Solar Impulse plane ready to continue solar-powered flight around the world

The last news you may remember hearing about the Solar Impulse 2 project, which aims to fly a small solar-powered aircraft around the world, was last summer when the plane arrived in Hawaii with "irreversible damage" to the batteries. The aircraft and its pilot had just spent over 4 days and 21 hours flying across the Pacific from Japan to Hawaii, setting a world record for the longest solo flight in the process, only to be grounded due to severe overheating damage.

Now, after spending the last nine months in Hawaii (not a bad place to get held up) conducting repairs, the Solar Impulse teams says the plane is ready to continue its journey. Based at the Kalaeloa airport, the aircraft and its alternating pilots, André Borschberg and Bertrand Piccard, have completed 13 high-altitude test flights to make sure they can make the next leg of the trip over the remainder of the Pacific.

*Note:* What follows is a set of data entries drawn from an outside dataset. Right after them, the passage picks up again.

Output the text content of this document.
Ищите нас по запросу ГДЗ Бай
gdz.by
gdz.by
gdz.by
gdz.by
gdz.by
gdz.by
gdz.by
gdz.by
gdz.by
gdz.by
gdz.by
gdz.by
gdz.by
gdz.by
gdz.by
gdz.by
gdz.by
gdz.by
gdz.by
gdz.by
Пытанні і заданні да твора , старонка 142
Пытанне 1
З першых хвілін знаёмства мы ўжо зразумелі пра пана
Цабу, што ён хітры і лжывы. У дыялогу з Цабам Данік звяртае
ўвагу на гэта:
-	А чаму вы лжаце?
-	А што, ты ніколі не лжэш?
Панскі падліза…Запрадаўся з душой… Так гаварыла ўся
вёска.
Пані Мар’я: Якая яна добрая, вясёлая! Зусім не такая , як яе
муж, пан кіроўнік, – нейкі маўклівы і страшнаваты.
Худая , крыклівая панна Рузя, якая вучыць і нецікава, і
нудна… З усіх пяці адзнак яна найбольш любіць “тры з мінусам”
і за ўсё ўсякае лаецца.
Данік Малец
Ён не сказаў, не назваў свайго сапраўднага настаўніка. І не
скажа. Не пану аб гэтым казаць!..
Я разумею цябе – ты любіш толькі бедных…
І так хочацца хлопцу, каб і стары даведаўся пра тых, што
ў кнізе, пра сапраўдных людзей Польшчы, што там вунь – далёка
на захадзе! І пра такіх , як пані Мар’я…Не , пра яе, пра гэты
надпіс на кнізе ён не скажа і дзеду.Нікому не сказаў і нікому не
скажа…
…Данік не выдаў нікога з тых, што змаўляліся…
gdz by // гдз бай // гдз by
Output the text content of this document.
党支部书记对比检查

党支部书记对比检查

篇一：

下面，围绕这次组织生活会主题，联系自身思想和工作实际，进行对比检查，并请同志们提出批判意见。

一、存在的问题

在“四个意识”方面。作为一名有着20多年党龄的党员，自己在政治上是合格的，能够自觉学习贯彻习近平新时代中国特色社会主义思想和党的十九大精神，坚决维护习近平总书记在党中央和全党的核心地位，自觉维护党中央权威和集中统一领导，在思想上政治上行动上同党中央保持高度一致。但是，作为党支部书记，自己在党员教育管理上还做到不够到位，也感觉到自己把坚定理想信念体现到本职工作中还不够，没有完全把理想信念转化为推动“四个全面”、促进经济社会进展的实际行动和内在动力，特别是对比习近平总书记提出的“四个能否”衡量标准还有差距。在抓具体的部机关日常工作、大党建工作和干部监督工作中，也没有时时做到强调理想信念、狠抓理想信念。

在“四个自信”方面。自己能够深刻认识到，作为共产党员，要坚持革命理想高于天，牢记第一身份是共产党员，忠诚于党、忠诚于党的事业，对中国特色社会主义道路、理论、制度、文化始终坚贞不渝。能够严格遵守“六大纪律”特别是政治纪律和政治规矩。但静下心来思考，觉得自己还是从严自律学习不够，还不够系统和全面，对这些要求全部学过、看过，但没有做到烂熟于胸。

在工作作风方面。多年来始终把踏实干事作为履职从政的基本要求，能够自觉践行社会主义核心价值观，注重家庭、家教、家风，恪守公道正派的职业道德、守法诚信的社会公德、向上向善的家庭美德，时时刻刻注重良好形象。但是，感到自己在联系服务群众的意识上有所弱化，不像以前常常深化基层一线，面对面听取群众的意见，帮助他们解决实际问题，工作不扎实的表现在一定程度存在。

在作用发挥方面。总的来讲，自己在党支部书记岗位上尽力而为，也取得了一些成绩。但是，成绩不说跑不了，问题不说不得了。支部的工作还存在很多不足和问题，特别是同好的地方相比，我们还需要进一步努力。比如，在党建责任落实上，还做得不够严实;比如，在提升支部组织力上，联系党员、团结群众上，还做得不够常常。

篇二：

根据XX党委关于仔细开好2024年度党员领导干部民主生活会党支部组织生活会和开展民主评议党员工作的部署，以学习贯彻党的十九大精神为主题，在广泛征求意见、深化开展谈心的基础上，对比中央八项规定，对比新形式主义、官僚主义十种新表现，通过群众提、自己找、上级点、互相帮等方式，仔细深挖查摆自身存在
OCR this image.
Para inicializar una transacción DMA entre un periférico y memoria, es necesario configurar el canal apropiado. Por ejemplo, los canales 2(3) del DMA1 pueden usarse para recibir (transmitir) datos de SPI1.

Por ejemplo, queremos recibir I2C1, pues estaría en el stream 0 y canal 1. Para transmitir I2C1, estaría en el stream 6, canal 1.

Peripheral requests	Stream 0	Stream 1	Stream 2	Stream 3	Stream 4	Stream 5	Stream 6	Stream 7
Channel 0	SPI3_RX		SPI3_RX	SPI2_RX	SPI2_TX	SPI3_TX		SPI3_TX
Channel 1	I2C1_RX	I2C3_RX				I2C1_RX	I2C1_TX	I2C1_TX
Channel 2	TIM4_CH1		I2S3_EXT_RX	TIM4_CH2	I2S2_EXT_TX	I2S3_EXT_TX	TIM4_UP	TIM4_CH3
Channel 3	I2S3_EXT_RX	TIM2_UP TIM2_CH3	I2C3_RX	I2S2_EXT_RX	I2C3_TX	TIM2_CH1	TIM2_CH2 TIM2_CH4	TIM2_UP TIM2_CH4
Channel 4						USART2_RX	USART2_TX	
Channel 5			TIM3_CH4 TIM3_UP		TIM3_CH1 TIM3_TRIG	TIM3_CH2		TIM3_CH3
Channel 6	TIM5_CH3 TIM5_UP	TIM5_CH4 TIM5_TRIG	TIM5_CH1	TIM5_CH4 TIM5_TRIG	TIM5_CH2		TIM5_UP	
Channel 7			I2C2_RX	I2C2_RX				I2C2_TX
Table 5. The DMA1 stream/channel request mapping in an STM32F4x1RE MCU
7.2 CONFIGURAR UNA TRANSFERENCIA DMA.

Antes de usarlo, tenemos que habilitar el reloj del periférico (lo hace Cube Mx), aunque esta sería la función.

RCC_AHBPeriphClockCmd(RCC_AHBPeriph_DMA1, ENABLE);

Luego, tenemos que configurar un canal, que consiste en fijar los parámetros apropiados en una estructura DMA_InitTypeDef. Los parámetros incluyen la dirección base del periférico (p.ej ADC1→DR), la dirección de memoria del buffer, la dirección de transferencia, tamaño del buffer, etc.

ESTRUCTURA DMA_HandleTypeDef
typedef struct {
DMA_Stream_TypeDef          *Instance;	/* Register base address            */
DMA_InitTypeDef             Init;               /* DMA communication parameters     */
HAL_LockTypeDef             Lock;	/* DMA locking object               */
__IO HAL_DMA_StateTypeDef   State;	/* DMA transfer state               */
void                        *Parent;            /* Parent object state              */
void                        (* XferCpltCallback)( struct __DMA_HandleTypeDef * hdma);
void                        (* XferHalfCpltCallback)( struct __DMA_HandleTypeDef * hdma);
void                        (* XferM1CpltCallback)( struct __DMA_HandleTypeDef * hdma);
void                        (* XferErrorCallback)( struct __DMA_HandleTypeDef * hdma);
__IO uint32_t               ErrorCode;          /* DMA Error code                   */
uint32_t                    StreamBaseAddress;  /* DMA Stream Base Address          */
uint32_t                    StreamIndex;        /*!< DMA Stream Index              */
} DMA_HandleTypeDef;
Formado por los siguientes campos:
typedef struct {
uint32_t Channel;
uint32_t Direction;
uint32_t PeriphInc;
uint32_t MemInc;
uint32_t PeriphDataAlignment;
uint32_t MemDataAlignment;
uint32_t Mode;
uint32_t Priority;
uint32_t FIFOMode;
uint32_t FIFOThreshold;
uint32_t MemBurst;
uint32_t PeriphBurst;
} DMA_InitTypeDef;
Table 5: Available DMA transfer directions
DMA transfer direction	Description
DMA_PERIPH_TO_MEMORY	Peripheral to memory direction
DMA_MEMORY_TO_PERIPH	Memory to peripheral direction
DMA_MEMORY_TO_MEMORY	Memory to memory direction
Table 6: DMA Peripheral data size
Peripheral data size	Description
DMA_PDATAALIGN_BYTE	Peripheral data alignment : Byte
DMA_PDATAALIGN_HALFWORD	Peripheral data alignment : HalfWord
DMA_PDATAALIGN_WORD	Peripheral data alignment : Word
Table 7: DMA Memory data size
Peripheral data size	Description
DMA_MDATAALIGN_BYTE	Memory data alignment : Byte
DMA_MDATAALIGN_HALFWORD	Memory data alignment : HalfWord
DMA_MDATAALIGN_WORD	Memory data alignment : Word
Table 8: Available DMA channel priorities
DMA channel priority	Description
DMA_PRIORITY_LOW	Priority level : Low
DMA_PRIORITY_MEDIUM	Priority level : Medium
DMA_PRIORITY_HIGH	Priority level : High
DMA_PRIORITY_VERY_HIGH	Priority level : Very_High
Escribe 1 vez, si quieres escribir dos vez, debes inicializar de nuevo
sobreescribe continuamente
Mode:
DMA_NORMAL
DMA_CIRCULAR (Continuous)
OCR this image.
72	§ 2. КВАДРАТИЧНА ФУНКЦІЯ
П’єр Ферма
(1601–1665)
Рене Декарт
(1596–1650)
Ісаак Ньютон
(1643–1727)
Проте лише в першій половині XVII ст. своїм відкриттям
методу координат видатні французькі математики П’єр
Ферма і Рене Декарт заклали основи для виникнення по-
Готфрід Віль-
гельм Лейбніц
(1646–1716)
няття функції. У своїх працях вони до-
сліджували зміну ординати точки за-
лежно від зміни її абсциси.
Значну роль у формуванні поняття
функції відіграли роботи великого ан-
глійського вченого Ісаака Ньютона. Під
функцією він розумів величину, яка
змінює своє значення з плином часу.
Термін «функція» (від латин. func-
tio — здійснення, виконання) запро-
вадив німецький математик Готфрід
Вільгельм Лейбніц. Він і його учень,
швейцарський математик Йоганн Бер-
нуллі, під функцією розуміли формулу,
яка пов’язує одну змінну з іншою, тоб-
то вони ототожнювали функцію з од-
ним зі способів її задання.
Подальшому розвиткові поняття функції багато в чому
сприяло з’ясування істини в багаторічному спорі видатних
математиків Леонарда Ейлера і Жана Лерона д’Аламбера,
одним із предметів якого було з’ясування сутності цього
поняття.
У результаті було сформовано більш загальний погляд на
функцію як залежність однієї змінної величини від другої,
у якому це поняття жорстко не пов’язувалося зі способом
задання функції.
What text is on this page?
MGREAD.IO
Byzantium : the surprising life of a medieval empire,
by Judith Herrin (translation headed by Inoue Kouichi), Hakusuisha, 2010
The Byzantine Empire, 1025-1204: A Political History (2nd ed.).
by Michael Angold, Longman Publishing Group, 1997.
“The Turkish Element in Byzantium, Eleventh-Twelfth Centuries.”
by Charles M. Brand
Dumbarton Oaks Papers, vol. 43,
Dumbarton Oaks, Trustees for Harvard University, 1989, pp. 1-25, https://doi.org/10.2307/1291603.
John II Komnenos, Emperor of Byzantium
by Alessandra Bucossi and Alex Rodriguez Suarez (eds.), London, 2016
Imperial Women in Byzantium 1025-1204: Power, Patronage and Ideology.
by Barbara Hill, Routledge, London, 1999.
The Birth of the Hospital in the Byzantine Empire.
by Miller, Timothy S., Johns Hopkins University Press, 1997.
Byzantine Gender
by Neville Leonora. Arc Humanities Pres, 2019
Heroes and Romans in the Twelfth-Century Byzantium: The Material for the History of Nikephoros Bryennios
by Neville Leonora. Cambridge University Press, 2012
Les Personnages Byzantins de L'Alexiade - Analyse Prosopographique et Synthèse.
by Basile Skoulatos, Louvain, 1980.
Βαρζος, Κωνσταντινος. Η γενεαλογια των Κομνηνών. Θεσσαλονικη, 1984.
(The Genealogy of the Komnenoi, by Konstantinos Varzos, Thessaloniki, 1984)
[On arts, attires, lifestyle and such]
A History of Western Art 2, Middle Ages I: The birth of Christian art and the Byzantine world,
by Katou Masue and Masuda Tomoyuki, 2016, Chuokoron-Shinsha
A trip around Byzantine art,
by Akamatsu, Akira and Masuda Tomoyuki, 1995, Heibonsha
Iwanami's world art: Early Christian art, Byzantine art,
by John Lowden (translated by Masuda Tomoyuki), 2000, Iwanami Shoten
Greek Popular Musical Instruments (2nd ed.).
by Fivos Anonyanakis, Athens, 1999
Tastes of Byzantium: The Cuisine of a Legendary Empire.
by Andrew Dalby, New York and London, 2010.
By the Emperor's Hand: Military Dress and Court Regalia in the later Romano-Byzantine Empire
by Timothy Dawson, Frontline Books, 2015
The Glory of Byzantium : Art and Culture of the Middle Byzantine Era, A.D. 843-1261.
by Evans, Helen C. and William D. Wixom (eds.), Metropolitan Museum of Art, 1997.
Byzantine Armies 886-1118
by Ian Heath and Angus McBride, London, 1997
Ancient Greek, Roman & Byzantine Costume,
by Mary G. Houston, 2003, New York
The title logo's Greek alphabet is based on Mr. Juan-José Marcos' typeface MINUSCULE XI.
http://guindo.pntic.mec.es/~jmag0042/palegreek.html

Among the repairs done are a new set of batteries, which are used to store the solar energy needed for the aircraft to fly, along with an upgraded cooling system that should prevent any overheating.

A specific launch date for the next flight isn't known just yet, as the team is waiting for a window with the best weather conditions. Once it takes off, this time with Piccard piloting, the plane will fly to one of four possible locations: Phoenix, San Francisco, Los Angeles, or Vancouver. Having multiple destination points allows the team to modify the route if weather problems develop.

Of course, reaching North America will still only complete one leg of the journey. Solar Impulse will then fly to New York, followed by either Europe or Northern Africa, and finally to Abu Dhabi, where the project kicked off in March 2015.